Publié le 29 janvier 2013 par Chatquilouche @chatquilouche

Un fin faisceau de lumière vient percer sa bulle de quiétude.  Il ouvre un œil.  Puis le second.  S’étire.  Puis se relève enfin.  Mollement, il descend Billet de Maestitia, par Myriam Ould-Hamouda…du lit, sort de la chambre, déambule dans le grand couloir gris, et à pas feutrés descend l’escalier.  Un bâillement.  Encore ce silence.  Toujours ce silence.  Ce même silence depuis bientôt trois semaines.  Ce silence oppressant.  Ce silence qui tente de camoufler beaucoup trop de choses, bien trop maladroitement.  Qui, à chaque fois, finissent par jaillir de tous les murs du petit appartement.  Des mots.  Des souvenirs.  Des rires.  Des baisers.  Des cris.  Des pleurs.  Des rêves brisés.  Des vases cassés.  Il frémit.  Reprend sa marche en direction de la cuisine pour boire un peu de lait qui traîne dans un vieux bol.  Depuis des jours.  Depuis des semaines.  Depuis des siècles.

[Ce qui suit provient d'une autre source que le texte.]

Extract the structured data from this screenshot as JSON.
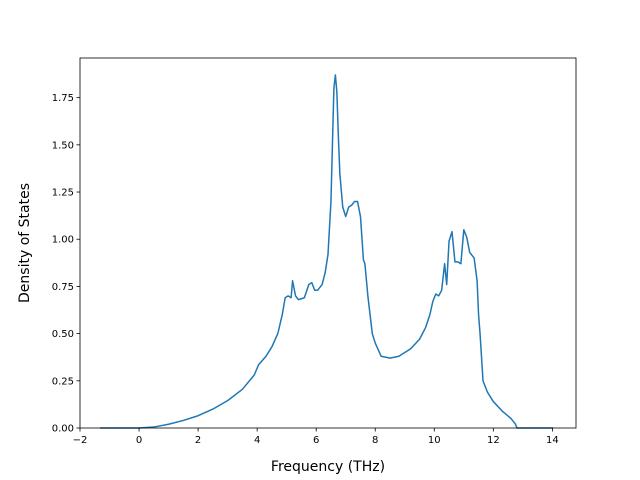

Soudain, le téléphone résonne dans tout le petit appartement.  Personne ne répondra.  Le répondeur s’enclenche.  Bonjour, vous êtes bien chez Laura et Matthieu, nous ne sommes pas là pour le moment, mais vous pouvez laisser un message et nous vous rappellerons dès que possible.  Tut.  Tut.  Tut.  Personne ne laissera de message.  Il reprend sa marche, esquivant, dans la cuisine, les débris de l’orage.  Cet orage d’il y a trois semaines.  Cet orage dont il semble être le seul rescapé, Robinson de la vie.  Laura et Matthieu étaient à ce moment-là dans la cuisine.  Ils préparaient à manger ensemble.  Ils riaient.  Et c’était beau à voir.  Ça faisait longtemps qu’ils n’avaient pas ri comme ça d’ailleurs.  Depuis quelque temps, l’ambiance était plutôt tendue.  Et puis, ensemble, ils avaient décidé de raviver la flamme, de réveiller le feu qui les avait toujours transportés.  Et depuis, ils riaient à nouveau.  Et c’était bon.  Si bon.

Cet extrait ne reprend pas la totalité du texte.